Bleibt jedoch die Frage, weshalb man "Das System" lesen sollte und nicht die Originale. Auf der Habenseite lässt sich verbuchen, dass Olsberg weiß worüber er schreibt. Er hat über künstliche Intelligenz promoviert und entsprechend kompetent und schlüssig wirkt seine Geschichte. Gerade dadurch, dass "Das System" nicht in einer fernen Zukunft spielt, sondern in der Gegenwart, die sich von der Realität nur dadurch unterscheidet, dass Viren nicht nur Lücken in Computersystemen finden um sich selbständig zu verbreiten, sondern so etwas wie ein Bewusstsein entwickeln. Im Zeitalter der Online-Durchsuchungen und der Terrorbekämpfung mittels Computerviren erscheint das auf erschreckende Weise denkbar. In dieser beklemmenden Nähe zur Realität liegt der Reiz dieses Romans. Für einen wirklich großen Thriller, der seinen Vorbildern gerecht wird oder sie sogar übertrifft, stehen dem jedoch zu viele Unzulänglichkeiten gegenüber. Die Story ist derart geradlinig aufgebaut, dass überraschende Wendungen spärlich gesät oder gar nicht vorhanden sind. Alles läuft fast zwangsläufig auf das vorhersehbare Ende hinaus. Die Personen sind typische Thrillerfiguren: zweckdienlich für die Geschichte aber mit nur wenigen Facetten, so dass die angedeutete Liebesgeschichte eher schal und wenig aufregend daher kommt, da sich beim Lesen keine echte Bindung zu den Personen aufbauen will.

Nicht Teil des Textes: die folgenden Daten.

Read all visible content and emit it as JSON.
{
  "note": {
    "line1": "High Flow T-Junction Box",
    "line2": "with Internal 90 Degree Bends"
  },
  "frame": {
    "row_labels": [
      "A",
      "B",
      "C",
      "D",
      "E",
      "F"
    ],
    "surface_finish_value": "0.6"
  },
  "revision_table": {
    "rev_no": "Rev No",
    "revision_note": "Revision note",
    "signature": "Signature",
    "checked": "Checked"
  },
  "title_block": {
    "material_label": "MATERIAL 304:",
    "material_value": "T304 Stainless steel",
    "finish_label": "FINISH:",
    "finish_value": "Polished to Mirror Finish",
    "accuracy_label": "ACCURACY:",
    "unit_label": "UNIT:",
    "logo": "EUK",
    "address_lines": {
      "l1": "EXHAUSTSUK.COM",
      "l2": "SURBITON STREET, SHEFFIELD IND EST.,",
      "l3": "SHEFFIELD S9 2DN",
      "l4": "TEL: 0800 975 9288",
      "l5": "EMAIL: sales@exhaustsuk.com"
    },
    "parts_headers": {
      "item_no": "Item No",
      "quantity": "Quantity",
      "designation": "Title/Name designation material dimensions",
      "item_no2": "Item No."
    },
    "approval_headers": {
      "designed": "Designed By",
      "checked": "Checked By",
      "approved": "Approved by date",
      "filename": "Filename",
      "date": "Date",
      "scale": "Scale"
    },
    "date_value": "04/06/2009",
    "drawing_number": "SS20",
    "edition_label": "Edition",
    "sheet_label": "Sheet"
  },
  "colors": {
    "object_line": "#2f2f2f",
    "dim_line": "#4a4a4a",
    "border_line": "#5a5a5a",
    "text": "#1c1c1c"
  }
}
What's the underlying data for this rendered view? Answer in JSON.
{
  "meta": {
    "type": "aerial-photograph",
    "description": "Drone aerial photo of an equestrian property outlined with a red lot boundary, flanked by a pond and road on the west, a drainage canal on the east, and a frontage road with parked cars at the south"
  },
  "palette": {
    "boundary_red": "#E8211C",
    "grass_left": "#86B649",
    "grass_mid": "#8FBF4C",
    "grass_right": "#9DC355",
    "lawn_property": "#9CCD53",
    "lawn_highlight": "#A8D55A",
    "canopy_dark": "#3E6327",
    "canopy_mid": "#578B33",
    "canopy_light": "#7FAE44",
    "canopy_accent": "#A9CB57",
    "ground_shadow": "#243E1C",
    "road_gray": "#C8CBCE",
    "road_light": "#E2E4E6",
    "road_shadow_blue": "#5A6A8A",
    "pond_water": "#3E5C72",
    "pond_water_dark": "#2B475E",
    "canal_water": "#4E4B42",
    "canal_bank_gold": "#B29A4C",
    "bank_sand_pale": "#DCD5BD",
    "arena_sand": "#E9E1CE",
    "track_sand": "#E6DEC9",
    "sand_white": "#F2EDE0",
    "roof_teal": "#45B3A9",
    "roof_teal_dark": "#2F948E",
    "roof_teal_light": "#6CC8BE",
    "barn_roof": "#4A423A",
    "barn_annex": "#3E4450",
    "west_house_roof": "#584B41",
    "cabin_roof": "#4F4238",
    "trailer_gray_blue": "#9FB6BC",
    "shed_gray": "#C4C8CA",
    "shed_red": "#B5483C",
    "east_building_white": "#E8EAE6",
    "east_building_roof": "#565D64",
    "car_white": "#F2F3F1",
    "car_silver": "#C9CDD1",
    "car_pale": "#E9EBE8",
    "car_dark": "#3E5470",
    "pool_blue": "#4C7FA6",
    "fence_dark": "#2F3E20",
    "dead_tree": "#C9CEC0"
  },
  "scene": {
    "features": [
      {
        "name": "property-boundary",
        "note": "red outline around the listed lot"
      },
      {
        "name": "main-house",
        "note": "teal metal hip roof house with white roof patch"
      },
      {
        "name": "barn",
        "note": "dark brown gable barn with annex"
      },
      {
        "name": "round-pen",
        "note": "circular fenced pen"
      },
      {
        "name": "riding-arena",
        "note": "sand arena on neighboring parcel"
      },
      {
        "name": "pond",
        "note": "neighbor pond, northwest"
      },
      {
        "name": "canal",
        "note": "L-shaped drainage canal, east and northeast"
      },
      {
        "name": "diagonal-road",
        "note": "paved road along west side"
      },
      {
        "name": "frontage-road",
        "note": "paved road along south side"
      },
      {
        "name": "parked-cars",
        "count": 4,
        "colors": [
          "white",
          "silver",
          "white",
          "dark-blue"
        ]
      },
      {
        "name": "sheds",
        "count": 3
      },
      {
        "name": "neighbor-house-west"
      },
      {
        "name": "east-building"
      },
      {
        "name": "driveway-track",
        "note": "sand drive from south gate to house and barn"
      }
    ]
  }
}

Letztlich bleibt Das System dadurch leider in der Mittelmäßigkeit stecken. Schade, mit etwas mehr Mut und erzählerischem Geschick hätte mehr daraus werden können. Trotzdem hat Olsberg dank der Realitätsnähe ein noch recht gelungenes Debüt abgeliefert, das Hoffnungen weckt auf zukünftige Arbeiten von diesem Autor.